As delirious as this declaration might appear, that is
how present life maintains its old atmosphere of
debauchery, anarchy, disorder, delirium, dysfunction,
chronic madness, bourgeois inertia, psychic anomaly (for
it is not man but the world that has become abnormal),
deliberate dishonesty and extraordinary hypocrisy, a filthy
contempt for everything that shows breeding,
demand for a system entirely based on the execution
of a primitive injustice,
organized crime, in a word.
All is going badly right now because the sick
consciousness has vested interest not to come out of its
sickness.
That is how corrupt society invented psychiatry to
defend itself against the investigations of certain superior
lucidities whose faculties of divination were impeding it.
Gérard de Nerval was not mad, but he was accused
of being mad in order to discredit essential
revelations he was about to make,
and on top of being accused, he was hit on the head,
physically hit on the head one night so that he would lose
all memory of the monstrous facts he was about to reveal
and which, after that blow, pushed back inside him onto
the supernatural plane, because all society, secretly
conspiring against his consciousness, was at that time
strong enough to make him forget their reality.

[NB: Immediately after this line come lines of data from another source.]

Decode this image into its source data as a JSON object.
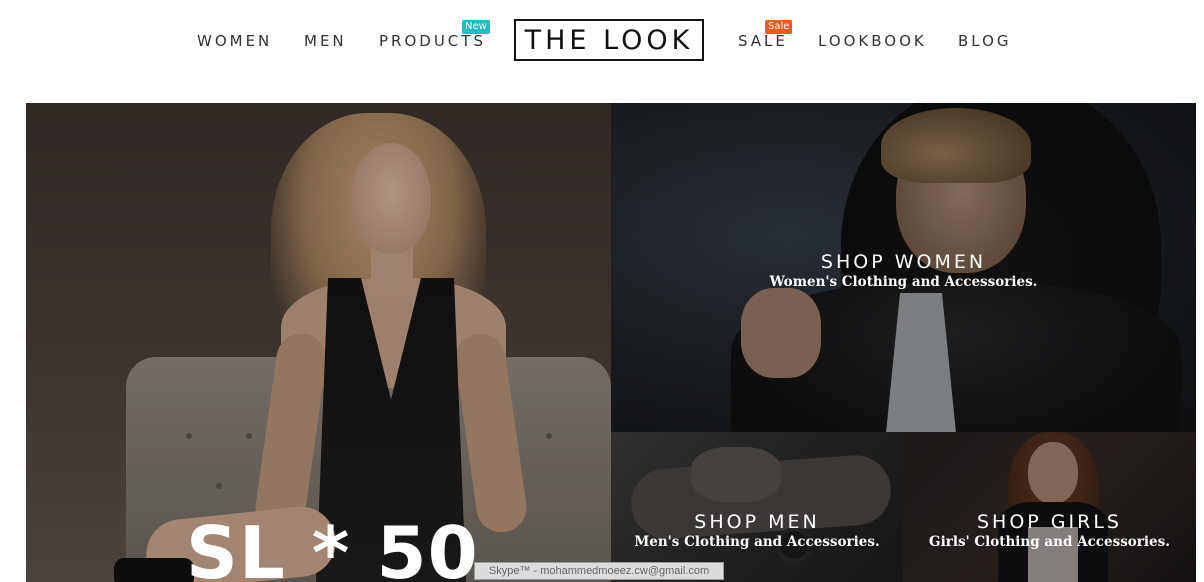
{
  "header": {
    "nav_left": [
      {
        "label": "WOMEN"
      },
      {
        "label": "MEN"
      },
      {
        "label": "PRODUCTS",
        "badge": "New",
        "badge_color": "#1fbfbf"
      }
    ],
    "logo": "THE LOOK",
    "nav_right": [
      {
        "label": "SALE",
        "badge": "Sale",
        "badge_color": "#f25a1f"
      },
      {
        "label": "LOOKBOOK"
      },
      {
        "label": "BLOG"
      }
    ]
  },
  "hero": {
    "caption": "SL * 50"
  },
  "categories": {
    "women": {
      "title": "SHOP WOMEN",
      "subtitle": "Women's Clothing and Accessories."
    },
    "men": {
      "title": "SHOP MEN",
      "subtitle": "Men's Clothing and Accessories."
    },
    "girls": {
      "title": "SHOP GIRLS",
      "subtitle": "Girls' Clothing and Accessories."
    }
  },
  "tooltip": {
    "text": "Skype™ - mohammedmoeez.cw@gmail.com"
  }
}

No, Van Gogh was not mad, but his paintings were
Greek fires, atomic bombs, whose angle of vision, next to
all the other paintings that were the rage at that time,
would have been capable of seriously disturbing the larval
conformity of the Second Empire bourgeoisie and the
thugs of Thiers, Gambetta and Félix Faure, as well as
those of Napoleon III.
For Van Gogh’s painting does not attack a certain
conformity of morals, but the conformity of the
institutions themselves. Even nature, with its climates,
tides and equinoctial storms can no longer maintain the
same gravitation after Van Gogh’s passage on earth.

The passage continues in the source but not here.